Aggregated data improves your overall business by enabling you to:
Have balanced and reliable data
Reduce inefficiencies
Quickly identify data correlations
Understand your employees better
Make data-driven decisions
Increase revenue
Providing Real-Time Visibility
Remember when we used to need a physical map to navigate somewhere new? Or wait for our favorite television show to come on during Prime Time? Or thumbing through the Encyclopedia for information?
Now we have GPS, streaming devices, and search engines which are much more efficient.
So what about your business? Has it caught up with the times?
A business that still uses inefficient methods of reporting information will have a difficult time surviving in the on-demand world we live in. This reality is magnified for contact centers due to the data-driven nature of the industry.
Without real-time feedback, contact center agents don’t know where they stand, which leads to disengagement. And supervisors and executives need real-time information to identify bottlenecks and pain-points to ultimately prevent unhappy customers.
Afterall, “with eight in 10 customers saying they'd switch to a competitor due to poor customer service; businesses can't afford not to focus on providing consistent, positive touch points along the entire customer journey," said Paul Jarman, CEO of NICE CXone in a recent interview.
So, what metrics should you be measuring in real-time to ensure happy customers?
Lead Metrics: influence future performance
Service Level
Average Time in Queue
Average Speed of Answer
Average Handle Time
Average Resolution Time
First Call Resolution Rate
Lag Metrics: analyze past performance
Customer Satisfaction
Net Promoter Score
Customer Retention Rate
Aligning Roles, Responsibilities, and Performance
Alignment of roles, responsibilities, and performance with business goals is the #1 contributor to high employee engagement. If you run a contact center with hundreds or thousands of agents, driving alignment can feel like a mountainous task. Heck, even in a contact center with 10 agents, alignment can be hard! That’s why it’s critical to have a strong performance management process.
Your performance management process should give you the ability to:
Align roles across all levels of the organization with role-based data access to dashboards and ability to share and subscribe to dashboards relevant for each stakeholder group
Agent dashboards: Let agents see how they match up to personal, team, and company-wide performance goals.
Supervisor dashboards: Provide the ability to monitor their team in real-time and drill down to individual agents with the click of a button.
Executive dashboards: Arm exes with at-a-glance trends to make data-driven business decisions.

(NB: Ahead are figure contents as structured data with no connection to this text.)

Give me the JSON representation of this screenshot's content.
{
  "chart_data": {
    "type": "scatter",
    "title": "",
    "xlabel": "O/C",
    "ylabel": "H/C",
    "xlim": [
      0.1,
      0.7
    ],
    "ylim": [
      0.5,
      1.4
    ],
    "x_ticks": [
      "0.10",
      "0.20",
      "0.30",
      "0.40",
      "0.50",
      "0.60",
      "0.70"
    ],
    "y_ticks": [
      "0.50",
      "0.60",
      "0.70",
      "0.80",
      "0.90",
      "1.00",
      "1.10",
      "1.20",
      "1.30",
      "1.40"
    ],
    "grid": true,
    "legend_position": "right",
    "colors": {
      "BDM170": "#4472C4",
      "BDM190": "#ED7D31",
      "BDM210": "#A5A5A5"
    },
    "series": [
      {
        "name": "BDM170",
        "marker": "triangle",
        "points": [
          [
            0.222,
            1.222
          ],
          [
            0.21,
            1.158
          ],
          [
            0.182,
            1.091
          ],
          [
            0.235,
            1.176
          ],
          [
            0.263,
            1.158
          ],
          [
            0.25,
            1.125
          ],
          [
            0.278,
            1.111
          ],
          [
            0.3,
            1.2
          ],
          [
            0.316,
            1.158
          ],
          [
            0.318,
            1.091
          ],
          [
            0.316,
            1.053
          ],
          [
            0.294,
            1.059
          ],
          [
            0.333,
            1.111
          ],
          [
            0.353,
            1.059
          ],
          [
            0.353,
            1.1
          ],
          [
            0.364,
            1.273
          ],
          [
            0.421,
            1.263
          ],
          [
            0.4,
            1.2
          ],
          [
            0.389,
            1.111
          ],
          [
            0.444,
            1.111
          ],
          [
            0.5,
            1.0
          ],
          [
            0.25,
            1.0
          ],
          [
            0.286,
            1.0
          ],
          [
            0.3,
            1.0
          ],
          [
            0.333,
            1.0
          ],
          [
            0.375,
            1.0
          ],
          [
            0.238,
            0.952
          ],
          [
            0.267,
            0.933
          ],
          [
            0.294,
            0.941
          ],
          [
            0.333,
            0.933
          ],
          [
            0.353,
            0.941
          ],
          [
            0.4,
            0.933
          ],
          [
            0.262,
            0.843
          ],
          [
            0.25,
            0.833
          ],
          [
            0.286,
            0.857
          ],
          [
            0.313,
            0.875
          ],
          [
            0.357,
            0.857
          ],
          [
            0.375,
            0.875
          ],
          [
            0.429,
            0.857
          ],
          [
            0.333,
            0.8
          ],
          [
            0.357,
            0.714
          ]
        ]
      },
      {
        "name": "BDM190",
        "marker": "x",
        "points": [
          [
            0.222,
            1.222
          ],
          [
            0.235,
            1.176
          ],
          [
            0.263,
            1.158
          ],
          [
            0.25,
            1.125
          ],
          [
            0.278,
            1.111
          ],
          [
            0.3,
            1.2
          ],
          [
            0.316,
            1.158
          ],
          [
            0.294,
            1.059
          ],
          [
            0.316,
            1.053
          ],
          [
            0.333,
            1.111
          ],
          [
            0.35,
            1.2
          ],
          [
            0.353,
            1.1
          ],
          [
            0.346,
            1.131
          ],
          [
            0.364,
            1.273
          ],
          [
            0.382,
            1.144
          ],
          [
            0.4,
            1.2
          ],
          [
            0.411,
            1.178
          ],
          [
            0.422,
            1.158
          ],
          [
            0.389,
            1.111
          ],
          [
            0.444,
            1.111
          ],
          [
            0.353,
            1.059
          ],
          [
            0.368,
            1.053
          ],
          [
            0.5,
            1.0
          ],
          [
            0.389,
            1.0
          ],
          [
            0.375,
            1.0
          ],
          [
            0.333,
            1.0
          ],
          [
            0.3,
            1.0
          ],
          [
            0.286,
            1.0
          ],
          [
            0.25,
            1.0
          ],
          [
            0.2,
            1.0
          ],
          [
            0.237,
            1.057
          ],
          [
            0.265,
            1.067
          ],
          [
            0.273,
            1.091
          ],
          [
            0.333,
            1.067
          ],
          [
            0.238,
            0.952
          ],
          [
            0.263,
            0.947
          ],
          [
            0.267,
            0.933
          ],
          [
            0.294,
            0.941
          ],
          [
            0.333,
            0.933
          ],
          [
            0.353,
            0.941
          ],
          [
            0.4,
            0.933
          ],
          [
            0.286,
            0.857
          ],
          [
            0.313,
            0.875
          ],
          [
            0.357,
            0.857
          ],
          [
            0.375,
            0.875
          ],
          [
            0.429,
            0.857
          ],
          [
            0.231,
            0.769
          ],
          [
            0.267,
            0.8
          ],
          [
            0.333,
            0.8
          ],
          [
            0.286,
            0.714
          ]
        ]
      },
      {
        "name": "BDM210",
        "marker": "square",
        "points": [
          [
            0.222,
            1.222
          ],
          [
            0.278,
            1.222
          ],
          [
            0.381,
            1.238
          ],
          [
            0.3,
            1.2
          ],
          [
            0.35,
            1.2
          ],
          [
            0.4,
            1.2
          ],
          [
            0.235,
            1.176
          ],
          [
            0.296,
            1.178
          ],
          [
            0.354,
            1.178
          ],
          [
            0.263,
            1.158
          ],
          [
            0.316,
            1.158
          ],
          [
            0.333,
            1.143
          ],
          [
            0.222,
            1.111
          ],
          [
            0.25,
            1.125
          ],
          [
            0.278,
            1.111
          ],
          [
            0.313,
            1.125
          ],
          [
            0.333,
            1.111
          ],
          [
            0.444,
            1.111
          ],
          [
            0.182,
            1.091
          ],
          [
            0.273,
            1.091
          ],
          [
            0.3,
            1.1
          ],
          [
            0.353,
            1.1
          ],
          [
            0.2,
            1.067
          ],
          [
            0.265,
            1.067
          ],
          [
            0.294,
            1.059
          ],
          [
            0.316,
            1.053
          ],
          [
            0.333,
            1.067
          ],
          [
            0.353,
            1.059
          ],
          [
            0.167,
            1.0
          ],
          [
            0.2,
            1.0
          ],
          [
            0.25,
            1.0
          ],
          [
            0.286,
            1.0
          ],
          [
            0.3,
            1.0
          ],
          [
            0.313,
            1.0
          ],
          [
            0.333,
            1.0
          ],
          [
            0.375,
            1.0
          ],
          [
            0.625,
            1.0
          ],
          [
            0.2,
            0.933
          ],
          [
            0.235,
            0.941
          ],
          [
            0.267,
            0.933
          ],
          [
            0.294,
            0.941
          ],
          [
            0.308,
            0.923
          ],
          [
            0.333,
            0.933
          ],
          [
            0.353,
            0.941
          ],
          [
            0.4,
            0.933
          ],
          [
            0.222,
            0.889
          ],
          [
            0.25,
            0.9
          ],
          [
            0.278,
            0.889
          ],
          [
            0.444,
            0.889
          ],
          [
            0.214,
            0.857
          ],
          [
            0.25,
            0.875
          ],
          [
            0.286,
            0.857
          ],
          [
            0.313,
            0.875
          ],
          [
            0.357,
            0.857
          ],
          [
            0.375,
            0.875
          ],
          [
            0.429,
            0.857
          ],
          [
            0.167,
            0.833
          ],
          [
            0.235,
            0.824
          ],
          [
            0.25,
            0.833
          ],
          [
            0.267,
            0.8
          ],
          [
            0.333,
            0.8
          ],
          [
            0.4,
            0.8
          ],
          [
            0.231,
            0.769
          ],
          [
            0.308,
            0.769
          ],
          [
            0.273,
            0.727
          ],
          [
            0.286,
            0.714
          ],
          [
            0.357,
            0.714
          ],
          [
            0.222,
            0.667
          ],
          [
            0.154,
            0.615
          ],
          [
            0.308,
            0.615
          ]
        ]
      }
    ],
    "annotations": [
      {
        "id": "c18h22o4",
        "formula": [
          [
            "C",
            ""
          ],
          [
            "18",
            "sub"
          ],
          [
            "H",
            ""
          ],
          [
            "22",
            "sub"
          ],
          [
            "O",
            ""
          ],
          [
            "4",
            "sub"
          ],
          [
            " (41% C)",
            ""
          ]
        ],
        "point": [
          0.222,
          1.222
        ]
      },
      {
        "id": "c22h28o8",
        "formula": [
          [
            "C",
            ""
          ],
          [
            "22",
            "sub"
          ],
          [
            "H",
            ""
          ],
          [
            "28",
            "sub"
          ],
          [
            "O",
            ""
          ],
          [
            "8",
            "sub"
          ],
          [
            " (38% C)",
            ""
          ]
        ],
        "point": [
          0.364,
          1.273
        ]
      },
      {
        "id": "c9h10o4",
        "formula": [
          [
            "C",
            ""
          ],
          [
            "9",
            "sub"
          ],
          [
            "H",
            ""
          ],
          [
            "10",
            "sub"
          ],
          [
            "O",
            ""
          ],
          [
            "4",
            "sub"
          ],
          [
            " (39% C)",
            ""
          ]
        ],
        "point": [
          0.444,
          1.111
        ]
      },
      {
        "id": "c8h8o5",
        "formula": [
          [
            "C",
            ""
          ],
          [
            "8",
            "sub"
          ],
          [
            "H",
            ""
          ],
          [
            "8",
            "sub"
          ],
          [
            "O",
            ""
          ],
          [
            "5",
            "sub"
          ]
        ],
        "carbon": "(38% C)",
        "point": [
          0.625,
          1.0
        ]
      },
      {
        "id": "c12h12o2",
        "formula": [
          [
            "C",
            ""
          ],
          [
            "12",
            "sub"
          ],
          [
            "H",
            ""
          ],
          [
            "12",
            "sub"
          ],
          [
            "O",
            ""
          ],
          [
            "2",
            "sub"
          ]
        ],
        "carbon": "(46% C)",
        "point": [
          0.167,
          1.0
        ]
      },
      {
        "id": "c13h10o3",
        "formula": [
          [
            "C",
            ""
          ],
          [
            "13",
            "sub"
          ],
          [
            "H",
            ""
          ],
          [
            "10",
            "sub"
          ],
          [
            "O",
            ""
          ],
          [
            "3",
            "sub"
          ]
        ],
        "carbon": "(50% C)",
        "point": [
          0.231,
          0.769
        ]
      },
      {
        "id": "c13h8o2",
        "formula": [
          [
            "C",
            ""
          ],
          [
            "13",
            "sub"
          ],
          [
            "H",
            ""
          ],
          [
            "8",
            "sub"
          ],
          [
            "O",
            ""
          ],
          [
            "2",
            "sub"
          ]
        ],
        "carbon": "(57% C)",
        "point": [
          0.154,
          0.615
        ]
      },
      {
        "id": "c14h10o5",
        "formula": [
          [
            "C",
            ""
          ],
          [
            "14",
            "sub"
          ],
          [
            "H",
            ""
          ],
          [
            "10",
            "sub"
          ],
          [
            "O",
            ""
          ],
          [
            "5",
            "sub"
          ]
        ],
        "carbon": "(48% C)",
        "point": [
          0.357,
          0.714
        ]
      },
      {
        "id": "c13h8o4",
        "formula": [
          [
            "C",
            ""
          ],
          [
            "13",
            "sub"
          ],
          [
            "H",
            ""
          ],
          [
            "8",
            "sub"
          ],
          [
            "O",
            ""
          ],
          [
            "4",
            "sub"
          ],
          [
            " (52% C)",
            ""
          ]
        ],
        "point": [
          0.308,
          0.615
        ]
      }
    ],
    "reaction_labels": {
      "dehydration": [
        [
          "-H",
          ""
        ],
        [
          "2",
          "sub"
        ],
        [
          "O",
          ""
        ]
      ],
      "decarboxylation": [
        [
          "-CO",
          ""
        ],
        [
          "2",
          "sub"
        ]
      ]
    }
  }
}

Align individual responsibilities and strengths
Get better understanding of individual agents’ strengths, which then enables you to ensure customer contacts are automatically routed to agents who are proficient in the skills needed.
Track correlations among agents with certain attributes to learn what types of agents perform certain responsibilities best.
Communicate to agents how their responsibilities align with organizational goals.
Align performance objectives at an individual, team, and company-wide level
Display Wallboards throughout the contact center that compare performance to objective goals in real-time.
Set objective goals based on agent tenure or skill-level - a new agent should not be held to the same standards as a tenured agent.
Gamify agent and team objectives.
Is my contact center pulling reports from multiple data bases?
Am I or anyone in my organization experiencing delayed access to data?
Is my contact center dealing with limited visibility into performance?
Are the supervisors in my contact center being reactive because they do not have the technology or insights to be proactive?
Are agents in my contact center struggling to stay motivated and productive?